Besides, if you've been listening to The Archers as long as I have, it's difficult to take Brian seriously as a lover when you remember that he once had the hots for Betty Tucker, the Brookfield cleaning lady.

There's no getting away from the fact that sex in The Archers, like the curate's egg, is a bit uneven. On the one hand you've got Sid and Jolene going at it hammer and tongs like rabbits under the power shower, and then only last week we had the unlikely story-line of Shula and Alistair trying to inject a bit more passion into their flagging marriage by - wait for it - redecorating their bedroom a nice shade of heather.

"Mmm, very nice," said Shula's brother Kenton. "What's that curtain for?" "We put our clothes behind it," said Shula. "It's so much softer somehow than a wardrobe." Softer for what? The mind boggles.

The precise circumstances in which dashing Adam Macy and Jamie Oliver lookalike Ian Craig plight their troth is still under wraps.

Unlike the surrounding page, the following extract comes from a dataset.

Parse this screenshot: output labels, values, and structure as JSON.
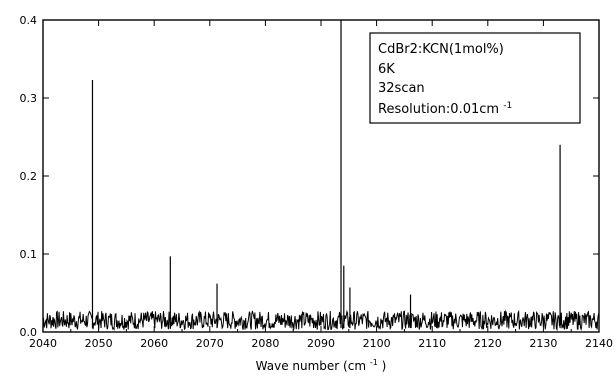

The clever money is on Borchester Farmers' Market, where Adam, flushed with success at having sold all his haunches of organic venison, will invite Ian round the back to look at his raised game pies and - wham.

One thing you can be sure of, Ambridge's first gay kiss is unlikely to be subtle. Subtle doesn't work on radio. If it isn't explicit and noisy, listeners could easily be left with the impression that all Adam and Ian were doing were slurping their pints at The Bull.

As for the shock value, Feedback, the Radio 4 programme to which listeners send their Disgusted, Tunbridge Wells, complaints, will doubtless be awash with furious e-mails, and there's bound to be a debate on Any Questions about the impropriety of introducing gay sex into Britain's favourite village.

Country cottages and country cottaging - welcome to the new switched-on world of Ambridge.